Research
Working papers
Economic Ideas and Policy Implementation: Evidence from Malthusian Training in British Indian Bureaucracy (Job Market Paper)
Public servants frequently fail to implement government policy as intended by principals. I investigate how exposure to economic ideas can alter implementation by government agents, focusing on the influence of Malthusian ideas on British bureaucrats in colonial India. In the Malthusian view, economic distress reduces population growth, raising incomes and ultimately resolving distress without any need for government intervention. Leveraging the death of Malthus in 1834 as a natural experiment, I find that colonial officials who studied under Malthus at a bureaucratic training college implemented less generous fiscal policies in response to rainfall shortages, a proxy for local distress. Across every common relief measure, Malthus-trained officials provided between 0.10 and 0.25 SD less relief than peers trained by Richard Jones, a critic of Malthus. The results offer new evidence concerning how economic ideas shape government policy through their influence on bureaucrats.
The Salt Shock: Scarcity, Substitution, and Surprising Health Spillovers (with Ramiro Burga, Sisir Debnath, and Sheetal Sekhri)
We study the long-run health impacts of a 19th-century colonial tax that sharply altered salt prices across a fiscal border in British India. To enforce the salt tax, the British built a 2,500-mile customs line, the salt hedge, which raised salt prices and limited access in eastern regions for several decades. Using a spatial regression discontinuity design around the historical hedge, we show that individuals east of the hedge, who faced prolonged exposure to salt scarcity, exhibit lower rates of hypertension and heart disease today. Historical archival records confirm sustained salt price gaps during the hedge’s operation (1836–1879), and contemporary consumption data reveal persistent differences in salt use across regions. Our results uncover a surprising health spillover from an extractive institution, driven by persistent behavioral adaptation in consumption.
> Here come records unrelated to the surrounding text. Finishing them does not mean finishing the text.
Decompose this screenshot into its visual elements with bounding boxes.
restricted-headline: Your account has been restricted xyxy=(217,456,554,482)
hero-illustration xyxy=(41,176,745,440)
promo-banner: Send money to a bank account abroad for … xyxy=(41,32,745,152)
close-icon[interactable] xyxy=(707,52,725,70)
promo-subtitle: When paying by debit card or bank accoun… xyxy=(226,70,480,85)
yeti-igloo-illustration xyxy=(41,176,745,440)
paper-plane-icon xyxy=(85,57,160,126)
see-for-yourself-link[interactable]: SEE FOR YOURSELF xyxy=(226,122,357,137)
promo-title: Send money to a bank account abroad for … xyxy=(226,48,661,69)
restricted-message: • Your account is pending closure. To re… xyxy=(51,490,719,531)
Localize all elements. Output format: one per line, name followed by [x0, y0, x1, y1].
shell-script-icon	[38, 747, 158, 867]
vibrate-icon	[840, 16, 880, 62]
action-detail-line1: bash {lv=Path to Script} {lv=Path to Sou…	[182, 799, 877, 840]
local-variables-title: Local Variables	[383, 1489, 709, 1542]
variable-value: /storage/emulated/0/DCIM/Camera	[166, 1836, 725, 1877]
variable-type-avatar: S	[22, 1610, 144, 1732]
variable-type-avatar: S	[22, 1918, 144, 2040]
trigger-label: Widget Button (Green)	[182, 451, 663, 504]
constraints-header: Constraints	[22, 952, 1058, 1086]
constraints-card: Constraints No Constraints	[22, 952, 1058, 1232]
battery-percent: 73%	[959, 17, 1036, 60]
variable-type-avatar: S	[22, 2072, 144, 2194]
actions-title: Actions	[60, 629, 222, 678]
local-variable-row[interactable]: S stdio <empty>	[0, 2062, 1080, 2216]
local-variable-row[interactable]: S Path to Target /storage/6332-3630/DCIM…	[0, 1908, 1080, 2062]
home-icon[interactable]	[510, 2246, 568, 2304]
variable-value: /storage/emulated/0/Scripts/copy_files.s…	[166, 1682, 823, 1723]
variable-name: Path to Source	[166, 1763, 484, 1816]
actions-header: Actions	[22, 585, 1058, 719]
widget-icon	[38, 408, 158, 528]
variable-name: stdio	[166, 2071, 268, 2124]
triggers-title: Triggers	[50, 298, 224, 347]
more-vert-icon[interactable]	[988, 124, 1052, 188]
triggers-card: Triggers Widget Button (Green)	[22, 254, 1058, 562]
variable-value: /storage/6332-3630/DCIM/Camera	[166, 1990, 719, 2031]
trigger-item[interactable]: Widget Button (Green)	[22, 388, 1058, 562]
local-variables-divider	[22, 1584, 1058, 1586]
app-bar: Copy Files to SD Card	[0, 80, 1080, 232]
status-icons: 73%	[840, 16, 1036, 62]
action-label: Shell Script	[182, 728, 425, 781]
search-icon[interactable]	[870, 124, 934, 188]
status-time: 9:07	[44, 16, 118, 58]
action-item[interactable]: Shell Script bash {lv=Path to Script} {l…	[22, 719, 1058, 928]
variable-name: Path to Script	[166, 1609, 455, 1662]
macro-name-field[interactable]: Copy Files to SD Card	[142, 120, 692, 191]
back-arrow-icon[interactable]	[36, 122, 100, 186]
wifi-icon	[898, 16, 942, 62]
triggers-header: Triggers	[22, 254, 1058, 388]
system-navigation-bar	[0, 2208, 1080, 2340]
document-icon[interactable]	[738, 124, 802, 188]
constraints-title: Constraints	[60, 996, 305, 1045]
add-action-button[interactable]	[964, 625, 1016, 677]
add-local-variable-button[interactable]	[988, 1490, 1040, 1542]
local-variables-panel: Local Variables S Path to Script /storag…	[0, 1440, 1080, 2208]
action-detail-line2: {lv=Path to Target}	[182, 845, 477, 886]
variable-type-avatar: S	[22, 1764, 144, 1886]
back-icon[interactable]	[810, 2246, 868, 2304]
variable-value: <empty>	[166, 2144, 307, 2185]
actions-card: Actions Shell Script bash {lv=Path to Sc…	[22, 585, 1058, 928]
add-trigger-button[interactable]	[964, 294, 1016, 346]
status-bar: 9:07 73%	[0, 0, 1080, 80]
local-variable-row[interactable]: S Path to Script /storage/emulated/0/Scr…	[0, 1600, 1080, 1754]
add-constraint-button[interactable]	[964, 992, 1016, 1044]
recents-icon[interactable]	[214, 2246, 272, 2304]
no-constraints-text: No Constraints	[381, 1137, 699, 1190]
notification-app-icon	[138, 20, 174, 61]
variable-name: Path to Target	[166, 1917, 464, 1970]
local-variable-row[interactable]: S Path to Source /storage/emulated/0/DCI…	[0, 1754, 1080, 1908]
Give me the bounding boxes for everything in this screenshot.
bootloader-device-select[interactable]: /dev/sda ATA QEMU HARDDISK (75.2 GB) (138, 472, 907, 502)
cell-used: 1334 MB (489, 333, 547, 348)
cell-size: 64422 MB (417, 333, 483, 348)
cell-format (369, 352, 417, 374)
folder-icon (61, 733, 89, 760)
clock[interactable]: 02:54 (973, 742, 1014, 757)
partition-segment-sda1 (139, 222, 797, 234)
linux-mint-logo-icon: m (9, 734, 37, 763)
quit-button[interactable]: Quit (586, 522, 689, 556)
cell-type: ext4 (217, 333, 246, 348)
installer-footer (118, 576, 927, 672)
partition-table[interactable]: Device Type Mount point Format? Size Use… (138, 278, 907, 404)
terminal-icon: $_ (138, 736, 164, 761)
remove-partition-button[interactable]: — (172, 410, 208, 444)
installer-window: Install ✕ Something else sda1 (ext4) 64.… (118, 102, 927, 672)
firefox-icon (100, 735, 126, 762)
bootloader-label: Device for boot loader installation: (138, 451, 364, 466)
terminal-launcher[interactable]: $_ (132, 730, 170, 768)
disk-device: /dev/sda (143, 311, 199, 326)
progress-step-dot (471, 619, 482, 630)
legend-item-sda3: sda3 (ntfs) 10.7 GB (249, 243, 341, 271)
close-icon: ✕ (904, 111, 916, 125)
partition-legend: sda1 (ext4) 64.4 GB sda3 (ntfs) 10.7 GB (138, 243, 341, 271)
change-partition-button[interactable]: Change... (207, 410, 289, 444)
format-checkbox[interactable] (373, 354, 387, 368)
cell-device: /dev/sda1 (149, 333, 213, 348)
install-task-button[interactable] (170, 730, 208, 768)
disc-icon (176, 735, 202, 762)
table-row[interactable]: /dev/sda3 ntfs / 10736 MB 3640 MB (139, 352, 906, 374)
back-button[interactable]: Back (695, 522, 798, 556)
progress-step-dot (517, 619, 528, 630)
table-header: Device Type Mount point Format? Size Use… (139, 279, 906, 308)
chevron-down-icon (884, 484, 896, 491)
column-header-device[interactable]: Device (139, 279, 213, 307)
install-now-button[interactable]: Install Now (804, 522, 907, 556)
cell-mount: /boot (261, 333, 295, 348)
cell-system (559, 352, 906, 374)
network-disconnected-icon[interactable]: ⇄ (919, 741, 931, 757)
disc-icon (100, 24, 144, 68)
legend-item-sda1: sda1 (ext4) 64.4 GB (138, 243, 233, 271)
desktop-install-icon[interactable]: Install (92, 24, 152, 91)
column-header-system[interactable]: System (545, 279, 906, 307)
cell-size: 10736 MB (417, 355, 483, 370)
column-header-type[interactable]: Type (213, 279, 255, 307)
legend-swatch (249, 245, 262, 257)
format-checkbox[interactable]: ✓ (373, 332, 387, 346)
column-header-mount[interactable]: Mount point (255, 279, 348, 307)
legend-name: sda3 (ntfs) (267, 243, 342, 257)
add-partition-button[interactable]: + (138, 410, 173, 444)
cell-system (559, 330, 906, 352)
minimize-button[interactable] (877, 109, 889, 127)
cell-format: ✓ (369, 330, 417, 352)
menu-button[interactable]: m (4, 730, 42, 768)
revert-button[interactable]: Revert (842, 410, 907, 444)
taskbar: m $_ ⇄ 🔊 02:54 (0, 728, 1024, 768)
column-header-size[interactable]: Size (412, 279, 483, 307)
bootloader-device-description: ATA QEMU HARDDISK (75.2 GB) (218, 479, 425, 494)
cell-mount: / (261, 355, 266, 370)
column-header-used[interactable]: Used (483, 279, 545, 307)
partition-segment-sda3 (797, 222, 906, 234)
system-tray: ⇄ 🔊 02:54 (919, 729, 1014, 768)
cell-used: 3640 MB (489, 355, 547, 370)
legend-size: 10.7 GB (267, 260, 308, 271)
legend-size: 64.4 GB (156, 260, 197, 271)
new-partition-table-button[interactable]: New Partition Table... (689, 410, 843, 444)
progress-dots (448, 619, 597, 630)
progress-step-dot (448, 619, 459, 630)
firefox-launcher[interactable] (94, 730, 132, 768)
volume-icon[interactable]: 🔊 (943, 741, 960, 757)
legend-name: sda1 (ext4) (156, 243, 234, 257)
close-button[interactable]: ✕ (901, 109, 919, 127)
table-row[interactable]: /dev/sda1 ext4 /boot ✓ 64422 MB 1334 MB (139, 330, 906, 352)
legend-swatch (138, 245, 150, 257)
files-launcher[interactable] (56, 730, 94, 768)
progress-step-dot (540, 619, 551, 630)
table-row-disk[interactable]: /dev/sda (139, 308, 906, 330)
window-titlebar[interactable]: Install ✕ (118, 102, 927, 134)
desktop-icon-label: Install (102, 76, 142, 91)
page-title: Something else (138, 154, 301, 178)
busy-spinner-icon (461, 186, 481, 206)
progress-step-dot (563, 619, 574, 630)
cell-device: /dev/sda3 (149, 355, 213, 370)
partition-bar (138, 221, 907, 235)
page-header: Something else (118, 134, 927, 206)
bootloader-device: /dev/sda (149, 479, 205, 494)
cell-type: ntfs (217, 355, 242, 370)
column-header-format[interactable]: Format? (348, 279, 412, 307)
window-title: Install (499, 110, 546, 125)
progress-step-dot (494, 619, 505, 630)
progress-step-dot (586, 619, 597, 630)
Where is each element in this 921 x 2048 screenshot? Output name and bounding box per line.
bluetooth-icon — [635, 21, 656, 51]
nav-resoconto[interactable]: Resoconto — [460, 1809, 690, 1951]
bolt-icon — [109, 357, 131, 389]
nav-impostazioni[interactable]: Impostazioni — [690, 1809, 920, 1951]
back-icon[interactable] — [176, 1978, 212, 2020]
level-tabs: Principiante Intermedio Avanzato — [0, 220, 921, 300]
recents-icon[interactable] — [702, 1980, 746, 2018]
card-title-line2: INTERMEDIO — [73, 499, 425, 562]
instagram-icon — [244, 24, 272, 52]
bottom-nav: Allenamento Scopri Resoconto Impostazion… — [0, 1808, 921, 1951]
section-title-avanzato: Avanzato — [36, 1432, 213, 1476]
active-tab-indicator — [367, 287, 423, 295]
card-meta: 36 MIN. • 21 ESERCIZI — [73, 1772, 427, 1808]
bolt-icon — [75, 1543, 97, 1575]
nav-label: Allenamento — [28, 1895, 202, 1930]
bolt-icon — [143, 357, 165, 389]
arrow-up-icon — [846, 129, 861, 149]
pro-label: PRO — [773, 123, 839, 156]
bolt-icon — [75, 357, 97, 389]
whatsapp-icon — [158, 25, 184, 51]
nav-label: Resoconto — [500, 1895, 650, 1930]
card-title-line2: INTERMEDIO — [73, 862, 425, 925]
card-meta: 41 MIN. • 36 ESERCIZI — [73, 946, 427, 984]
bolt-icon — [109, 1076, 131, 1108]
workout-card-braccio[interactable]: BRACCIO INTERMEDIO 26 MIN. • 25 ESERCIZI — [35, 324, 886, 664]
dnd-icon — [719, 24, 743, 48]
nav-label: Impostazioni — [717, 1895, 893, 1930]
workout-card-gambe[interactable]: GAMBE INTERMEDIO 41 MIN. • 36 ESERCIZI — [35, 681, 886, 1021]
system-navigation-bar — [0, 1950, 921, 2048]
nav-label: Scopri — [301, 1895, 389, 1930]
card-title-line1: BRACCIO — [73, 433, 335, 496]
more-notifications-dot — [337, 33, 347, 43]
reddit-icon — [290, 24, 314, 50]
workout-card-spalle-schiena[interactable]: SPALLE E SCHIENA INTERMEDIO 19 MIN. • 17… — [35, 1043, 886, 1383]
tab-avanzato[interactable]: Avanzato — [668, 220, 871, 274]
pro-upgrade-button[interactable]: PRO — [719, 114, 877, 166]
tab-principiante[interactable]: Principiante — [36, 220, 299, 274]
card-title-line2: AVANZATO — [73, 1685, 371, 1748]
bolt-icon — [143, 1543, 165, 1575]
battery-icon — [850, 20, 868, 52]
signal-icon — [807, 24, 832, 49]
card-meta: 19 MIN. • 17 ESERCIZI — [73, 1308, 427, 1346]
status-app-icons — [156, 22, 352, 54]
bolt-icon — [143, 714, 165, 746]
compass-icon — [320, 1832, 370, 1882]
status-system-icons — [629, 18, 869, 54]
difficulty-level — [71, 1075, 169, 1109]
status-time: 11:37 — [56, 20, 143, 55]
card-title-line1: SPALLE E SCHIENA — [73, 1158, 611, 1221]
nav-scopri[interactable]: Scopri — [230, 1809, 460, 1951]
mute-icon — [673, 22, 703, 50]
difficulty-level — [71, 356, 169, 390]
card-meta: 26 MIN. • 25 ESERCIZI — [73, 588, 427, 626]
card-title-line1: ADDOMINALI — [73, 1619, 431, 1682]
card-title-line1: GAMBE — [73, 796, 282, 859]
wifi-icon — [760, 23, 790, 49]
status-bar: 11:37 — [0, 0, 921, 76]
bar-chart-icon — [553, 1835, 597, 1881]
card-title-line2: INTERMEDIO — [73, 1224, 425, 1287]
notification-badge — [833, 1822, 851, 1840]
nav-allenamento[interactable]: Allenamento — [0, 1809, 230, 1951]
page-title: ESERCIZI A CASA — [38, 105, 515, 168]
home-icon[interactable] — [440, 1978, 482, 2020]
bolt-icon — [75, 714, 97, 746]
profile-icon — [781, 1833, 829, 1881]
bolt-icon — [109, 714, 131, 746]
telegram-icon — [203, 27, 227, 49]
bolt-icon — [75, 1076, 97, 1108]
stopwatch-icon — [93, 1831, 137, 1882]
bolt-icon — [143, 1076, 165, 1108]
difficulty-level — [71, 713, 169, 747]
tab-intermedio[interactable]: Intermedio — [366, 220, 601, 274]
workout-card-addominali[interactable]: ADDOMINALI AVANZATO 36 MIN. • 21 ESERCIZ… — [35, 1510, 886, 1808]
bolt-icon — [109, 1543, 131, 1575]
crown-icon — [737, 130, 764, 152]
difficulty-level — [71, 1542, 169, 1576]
We highlight a novel pathway through which fiscal policies can leave a long-lasting imprint on health, even after the policy itself has abolished.
Consequences of Elevated Fluoride Exposure for Cognitive Development (with Ryan Brown, Emily Gonzalez, Rajiv Gupta, Amzad Hossain, Thomas Kishore, and Sheetal Sekhri)
We establish causal links between elevated fluoride exposure in drinking water and the cognition and health of children by leveraging local geogenic factors that generate fluoride variation in household-level drinking water. We consistently find that elevated exposure generates an 8-10% deficit in the general intelligence of children. In addition, the children exposed to high levels of fluoride in their drinking water also have less human capital accumulation, as measured by math and language proficiency tests, worse dental health, and suffer from important physical limitations. We conclude that environmental exposure to elevated fluoride leads to a self-reinforcing cycle of poverty: exposure affects children’s cognition and health, leading to adverse inter-generational consequences, depressing economic mobility, and perpetuating inequality.